Materials and Methods: This was a retrospective study based on electronic database in a tertiary care Paediatric Intensive Care Unit (PICU) of Bhagirathi Neotia Woman and Child Care Centre, Kolkata, West Bengal, India. Data was collected for all the patients who fulfilled the selection criteria and were admitted to PICU with ALRTI from March 2018 to March 2020. The medical records were reviewed in 51 patients with positive viral Reverse Transcription- Polymerase Chain Reaction (RT-PCR). Data was collected for the type of viruses infecting the subjects and whether there were single infection or co-infection. Co-infection is simultaneous infection with more than one virus. Statistical analysis was done using the IBM Statistical Package for Social Sciences (SPSS) Statistics for Windows, version 24.0 (Armonk, NY: IBM Corp). Student’s t-test and Chi-square test was used to compare single infection and coinfection. A p-value <0.05 was considered significant assuming the confidence interval of 95% as the level of significance.

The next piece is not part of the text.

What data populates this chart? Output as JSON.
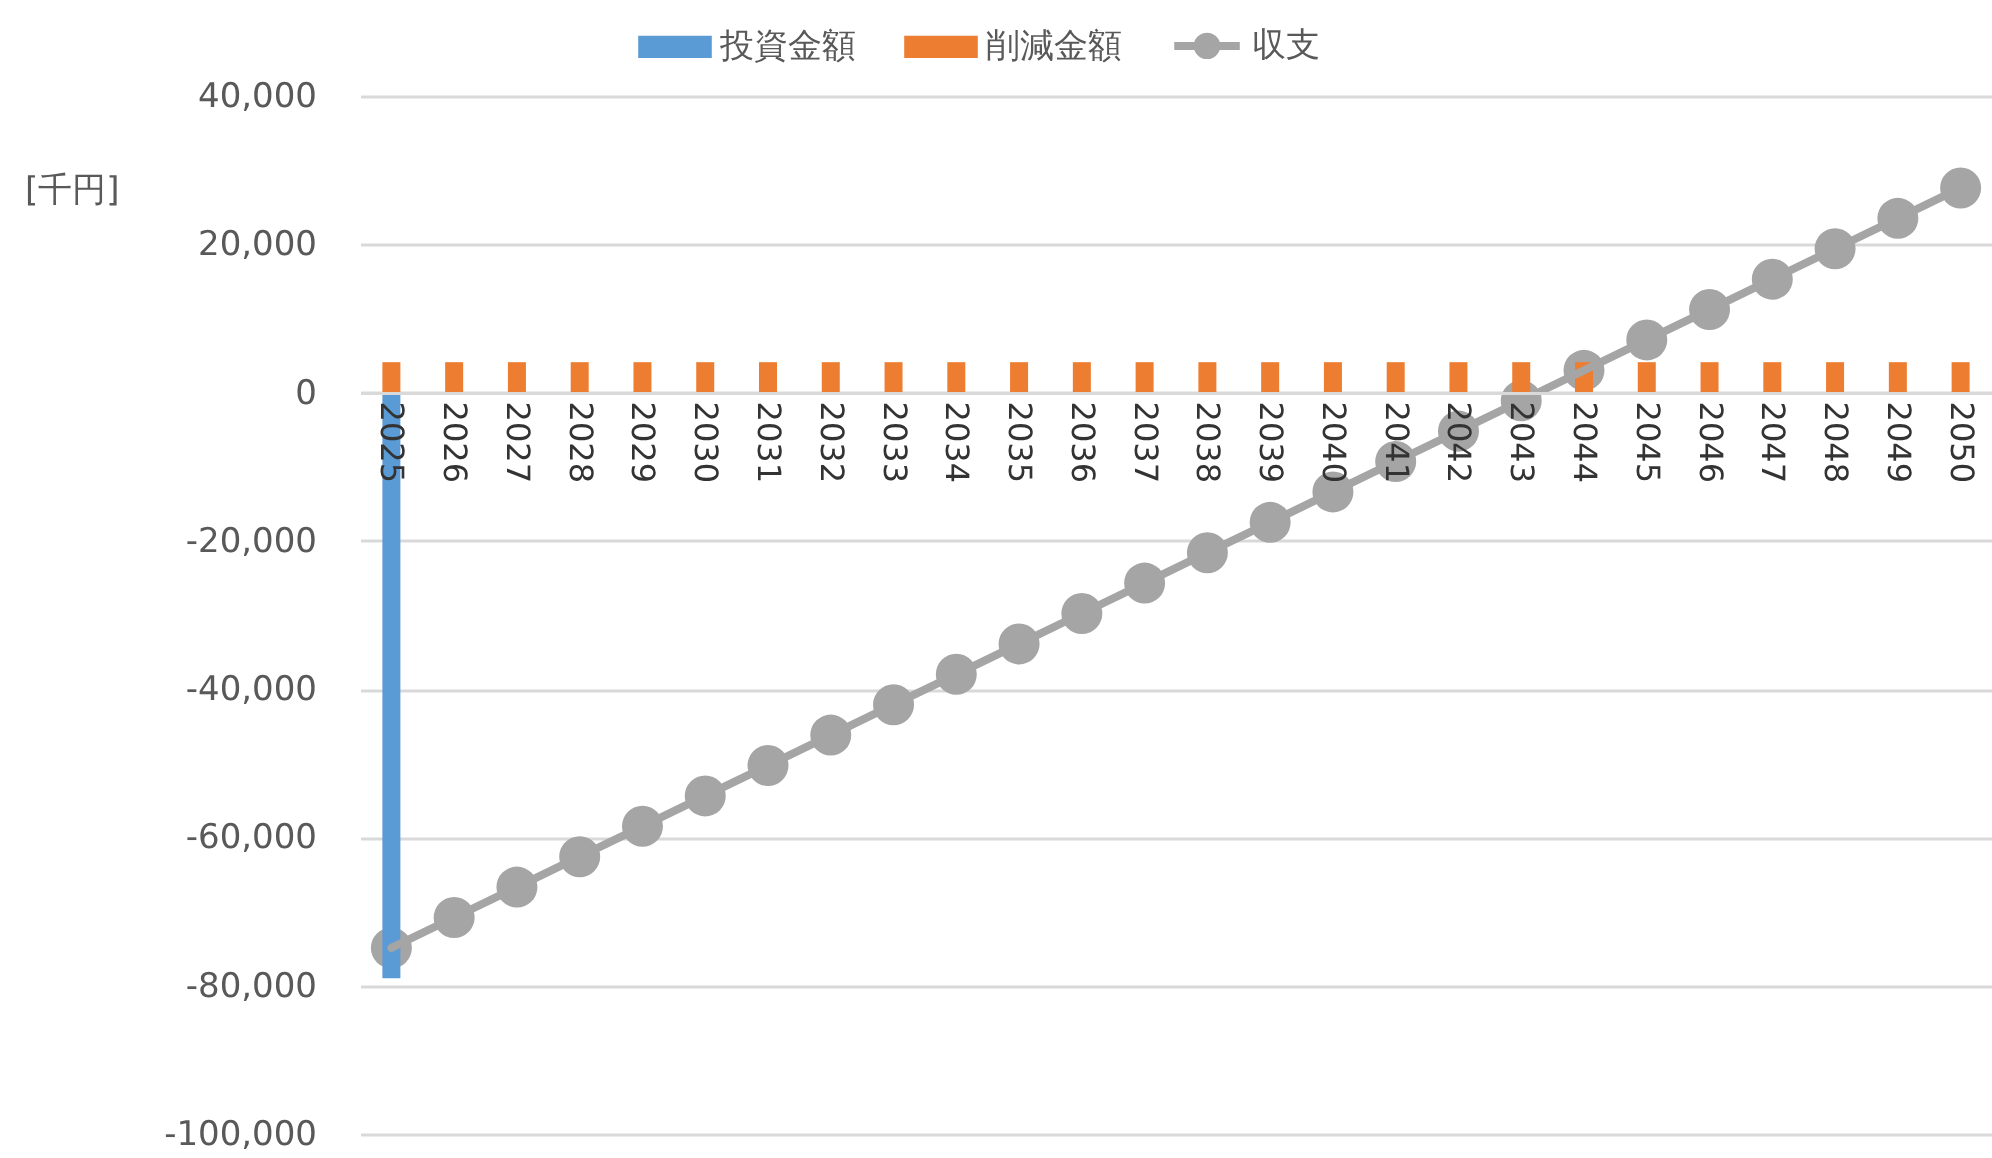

Results: The highest positivity rate was 66.7% (34/51) observed in children in the age group 1-12 months. The common viruses detected were adenovirus seen in 26 subjects, Respiratory Syncytial Virus (RSV) in 16 subjects and Rhino/Enterovirus in 12 subjects. Clustering of cases were observed for RSV and influenza A in the colder months of the year. Single infection was seen in 74.5% of samples and co-infection in 25.5%. Comparison between single and co-infection with two viruses in terms of complications (p-value=0.163), average duration of PICU stay (p-value=0.70), C-reactive protein (p-value=0.952), procalcitonin (p-value=0.198), white blood cell count (p-value=0.737), absolute neutrophil count (p-value=0.612) were not significant.
Conclusion: This present study found that adenovirus and RSV were the leading viral pathogens for ALRTI in the PICU. Co-infection with multiple viruses compared with a single viral infection in a patient did not impact severity.